Другая важная вещь — замер интеллекта. Этот метод основан на убежденности, что между идиотом и гением существует континуум, сплошная среда. Шкала интеллекта, предложенная в 1903–1905 годах Вине и Симоном, и тест, помогающий определить место каждого индивида на этой шкале, входят в новое кредо французской психологии.
Эти открытия имеют множество последствий. Психологический анализ вызывает к жизни новый терапевтический идеал и побуждает отказаться от насильственных процедур в лечении и от гипноза. Пьер Жане в своей методике предлагает не столько слушать больного, сколько смотреть на него; ватная тишина кабинета врача берет верх над зрелищностью психиатрической больницы. Еще до появления психоанализа складывается новое психическое пространство.
Отметим здесь, что фрейдистский пансексуализм пока отталкивает французских сторонников теории бессознательного, которые вплоть до начала I Мировой войны будут эффективно противостоять распространению венских теорий. Усилия по их популяризации, предпринимавшиеся с 1903 года швейцарским психологом Теодором Флурнуа и малоизвестным профессором Моришо–Бошаном из Пуатье, не увенчаются успехом. Как бы там ни было, психологический анализ и еще некоторые достижения экспериментальной науки, например, определение фетишизма, сделанное Альфредом Бине, или изучение патологии эмоций Шарлем Фере, подготовили экспансию психоанализа в XX веке.

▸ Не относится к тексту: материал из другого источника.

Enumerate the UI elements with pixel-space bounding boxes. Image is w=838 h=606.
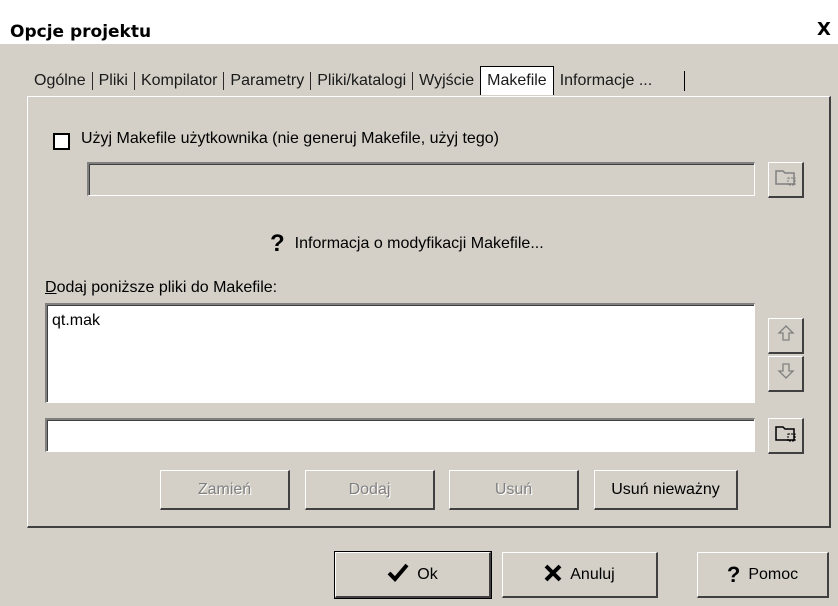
close-icon: X bbox=[817, 19, 831, 40]
move-up-button[interactable] bbox=[768, 318, 804, 354]
replace-button[interactable]: Zamień bbox=[160, 470, 290, 510]
browse-custom-makefile-button[interactable] bbox=[768, 162, 804, 198]
tab-divider bbox=[412, 72, 414, 90]
makefile-help-text: Informacja o modyfikacji Makefile... bbox=[294, 235, 544, 252]
checkmark-icon bbox=[387, 562, 409, 588]
tab-divider bbox=[91, 72, 93, 90]
move-down-button[interactable] bbox=[768, 356, 804, 392]
arrow-up-icon bbox=[776, 324, 795, 347]
use-custom-makefile-label: Użyj Makefile użytkownika (nie generuj M… bbox=[81, 130, 499, 147]
folder-open-icon bbox=[774, 422, 798, 449]
arrow-down-icon bbox=[776, 362, 795, 385]
browse-file-button[interactable] bbox=[768, 418, 804, 454]
tab-divider bbox=[133, 72, 135, 90]
tab-information[interactable]: Informacje ... bbox=[554, 72, 658, 90]
cancel-label: Anuluj bbox=[570, 565, 615, 583]
ok-button[interactable]: Ok bbox=[334, 551, 492, 599]
tab-files[interactable]: Pliki bbox=[93, 72, 134, 90]
title-bar: Opcje projektu X bbox=[0, 0, 838, 44]
add-button[interactable]: Dodaj bbox=[305, 470, 435, 510]
tab-divider bbox=[684, 71, 686, 91]
window-title: Opcje projektu bbox=[10, 22, 152, 42]
tab-divider bbox=[310, 72, 312, 90]
close-button[interactable]: X bbox=[811, 18, 837, 44]
question-icon: ? bbox=[726, 561, 741, 587]
new-file-input[interactable] bbox=[45, 418, 755, 452]
list-item[interactable]: qt.mak bbox=[52, 312, 100, 330]
ok-label: Ok bbox=[417, 565, 438, 583]
question-icon: ? bbox=[270, 230, 285, 257]
tab-divider bbox=[223, 72, 225, 90]
custom-makefile-path-input[interactable] bbox=[87, 162, 755, 196]
help-label: Pomoc bbox=[748, 565, 799, 583]
dialog-window: Opcje projektu X Ogólne Pliki Kompilator… bbox=[0, 0, 838, 606]
use-custom-makefile-checkbox[interactable] bbox=[53, 133, 70, 150]
makefile-help-link[interactable]: ? Informacja o modyfikacji Makefile... bbox=[270, 230, 544, 258]
tab-directories[interactable]: Pliki/katalogi bbox=[311, 72, 412, 90]
tab-parameters[interactable]: Parametry bbox=[224, 72, 310, 90]
folder-open-icon bbox=[774, 166, 798, 193]
x-cross-icon bbox=[544, 562, 562, 588]
remove-button[interactable]: Usuń bbox=[449, 470, 579, 510]
files-list-label: Dodaj poniższe pliki do Makefile: bbox=[45, 279, 278, 296]
tab-output[interactable]: Wyjście bbox=[413, 72, 480, 90]
tab-compiler[interactable]: Kompilator bbox=[135, 72, 223, 90]
makefile-files-list[interactable]: qt.mak bbox=[45, 303, 755, 403]
tab-general[interactable]: Ogólne bbox=[28, 72, 92, 90]
tab-makefile[interactable]: Makefile bbox=[480, 65, 554, 95]
tab-strip: Ogólne Pliki Kompilator Parametry Pliki/… bbox=[28, 65, 686, 95]
cancel-button[interactable]: Anuluj bbox=[502, 552, 658, 598]
help-button[interactable]: ? Pomoc bbox=[697, 552, 829, 598]
remove-invalid-button[interactable]: Usuń nieważny bbox=[594, 470, 738, 510]
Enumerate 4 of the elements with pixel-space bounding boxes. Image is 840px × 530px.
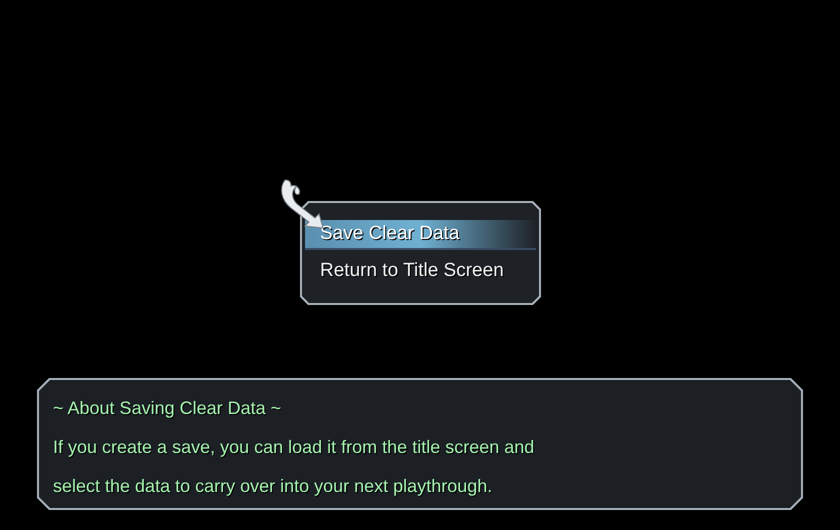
- menu-item[interactable]: Return to Title Screen: [305, 256, 536, 286]
- help-text: select the data to carry over into your next playthrough.: [53, 475, 494, 498]
- help-title: ~ About Saving Clear Data ~: [53, 397, 282, 420]
- help-text: If you create a save, you can load it from the title screen and: [53, 436, 536, 459]
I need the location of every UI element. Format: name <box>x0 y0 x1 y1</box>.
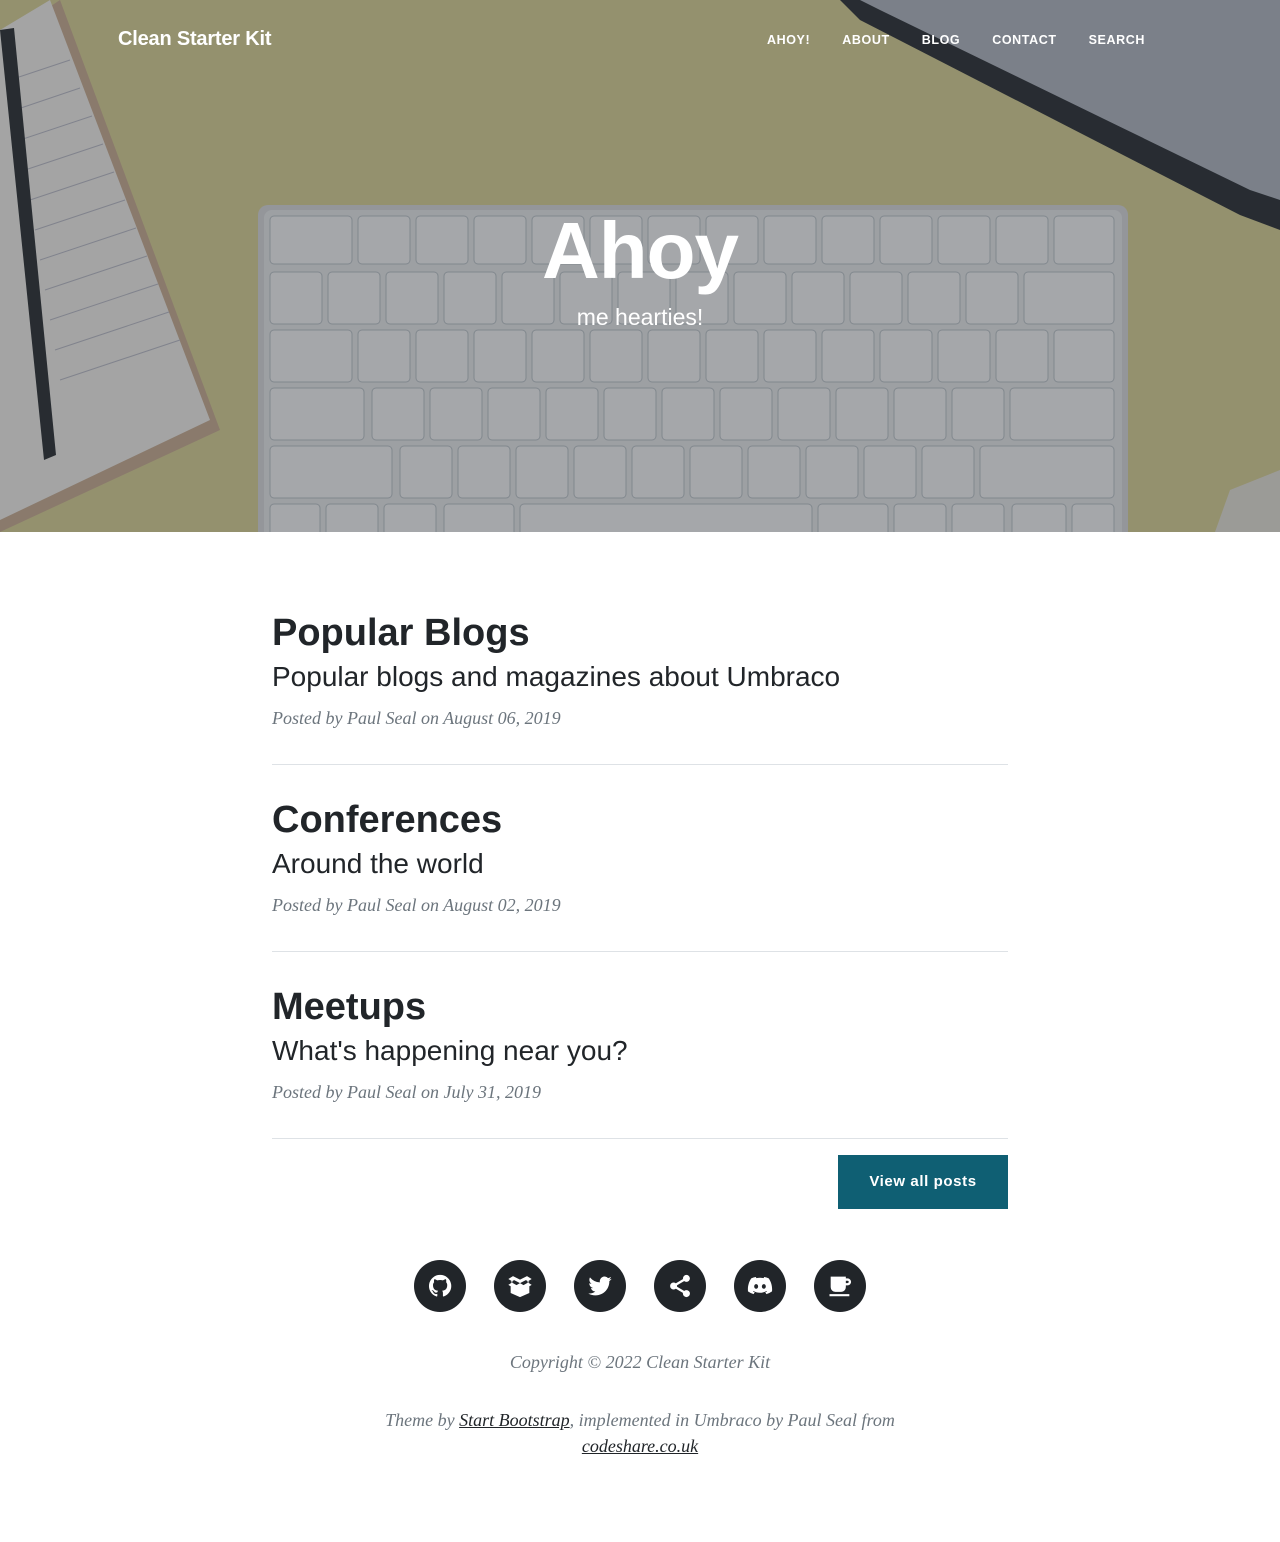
codeshare-link[interactable]: codeshare.co.uk <box>582 1436 698 1456</box>
credits-middle: , implemented in Umbraco by Paul Seal fr… <box>569 1410 895 1430</box>
brand-link[interactable]: Clean Starter Kit <box>118 28 272 51</box>
post-title[interactable]: Meetups <box>272 986 1008 1028</box>
post-title[interactable]: Popular Blogs <box>272 612 1008 654</box>
coffee-icon <box>829 1276 852 1297</box>
post-meta: Posted by Paul Seal on July 31, 2019 <box>272 1082 541 1102</box>
view-all-posts-button[interactable]: View all posts <box>838 1155 1008 1209</box>
nav-links: AHOY! ABOUT BLOG CONTACT SEARCH <box>767 33 1145 47</box>
post-subtitle[interactable]: Around the world <box>272 847 1008 881</box>
post-meta: Posted by Paul Seal on August 06, 2019 <box>272 708 561 728</box>
post-title[interactable]: Conferences <box>272 799 1008 841</box>
share-link[interactable] <box>654 1260 706 1312</box>
github-link[interactable] <box>414 1260 466 1312</box>
social-links <box>0 1260 1280 1312</box>
hero-heading: Ahoy me hearties! <box>0 205 1280 331</box>
theme-credits: Theme by Start Bootstrap, implemented in… <box>350 1407 930 1459</box>
post-preview[interactable]: Popular Blogs Popular blogs and magazine… <box>272 612 1008 730</box>
post-divider <box>272 1138 1008 1139</box>
discord-link[interactable] <box>734 1260 786 1312</box>
nav-link-search[interactable]: SEARCH <box>1089 33 1145 47</box>
hero-title: Ahoy <box>542 206 739 295</box>
discord-icon <box>747 1277 773 1295</box>
post-preview[interactable]: Meetups What's happening near you? Poste… <box>272 986 1008 1104</box>
nav-link-about[interactable]: ABOUT <box>842 33 889 47</box>
copyright-text: Copyright © 2022 Clean Starter Kit <box>509 1352 771 1372</box>
hero-subtitle: me hearties! <box>576 304 704 330</box>
start-bootstrap-link[interactable]: Start Bootstrap <box>459 1410 570 1430</box>
nav-link-blog[interactable]: BLOG <box>922 33 961 47</box>
nav-link-contact[interactable]: CONTACT <box>992 33 1056 47</box>
nav-link-ahoy[interactable]: AHOY! <box>767 33 810 47</box>
site-footer: Copyright © 2022 Clean Starter Kit Theme… <box>0 1260 1280 1459</box>
coffee-link[interactable] <box>814 1260 866 1312</box>
package-icon <box>508 1276 532 1298</box>
pager: View all posts <box>272 1155 1008 1209</box>
share-icon <box>670 1274 690 1298</box>
github-icon <box>428 1274 452 1297</box>
post-preview[interactable]: Conferences Around the world Posted by P… <box>272 799 1008 917</box>
post-list: Popular Blogs Popular blogs and magazine… <box>272 612 1008 1209</box>
hero-masthead: Clean Starter Kit AHOY! ABOUT BLOG CONTA… <box>0 0 1280 532</box>
twitter-icon <box>588 1276 612 1296</box>
main-navbar: Clean Starter Kit AHOY! ABOUT BLOG CONTA… <box>0 0 1280 80</box>
twitter-link[interactable] <box>574 1260 626 1312</box>
credits-prefix: Theme by <box>385 1410 460 1430</box>
post-meta: Posted by Paul Seal on August 02, 2019 <box>272 895 561 915</box>
post-subtitle[interactable]: Popular blogs and magazines about Umbrac… <box>272 660 1008 694</box>
post-divider <box>272 764 1008 765</box>
package-link[interactable] <box>494 1260 546 1312</box>
post-subtitle[interactable]: What's happening near you? <box>272 1034 1008 1068</box>
post-divider <box>272 951 1008 952</box>
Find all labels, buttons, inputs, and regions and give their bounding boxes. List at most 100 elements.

Измерение интеллекта, которое в то время стало в обязательном порядке проводиться в школах, будет иметь последствия для личной жизни многих детей; благодаря открытию Бине школа, этот «большой демократический трибунал», как ее назвали Робер Кастель и Жан—Франсуа Ле Сер, сможет определять наличие ненормальности, которую раньше выявить было невозможно. О существовании идиотов и имбецилов уже было известно, теперь же научились обнаруживать умственную отсталость. Из некогда однородной массы молодежи выделяются новые фигуры — неуравновешенные, дебилы, умственно отсталые. Закон 1909 года, предусматривающий создание коррекционных классов, санкционирует это разделение детей на группы. В пассивном состоянии этот закон просуществует до 1950‑х годов.
Образы тела, соответствующие социально–экономическим нуждам и зависящие от положения в обществе, диктуют свои требования педагогике, которая в свою очередь стремится создать модель поведения и предписывает определенные жесты и позы. Однако постепенно назревает желание освободиться от муштры; параллельно усиливается субъективация тела, что отмечают историки психологии. Так в XIX веке возникает целый комплекс соматических дисциплин и процедур сопротивления; историки еще очень далеки от его понимания. В этой области, как и во многих других, ученый дискурс еще только складывается. Кодекс жестов, наследник лассалевских правил приличия, позы, предписанные школьнику, воспитаннику пансиона, солдату, заключенному, жесты и движения промышленного рабочего, позы отдыха или простого расслабления, желание освободить движение, которое проявляется во времена Прекрасной эпохи, — все это представляет собой широчайшее поле для исследований. В частной жизни сталкиваются муштра и телесная эмансипация. Но и здесь все зависит от социальной среды.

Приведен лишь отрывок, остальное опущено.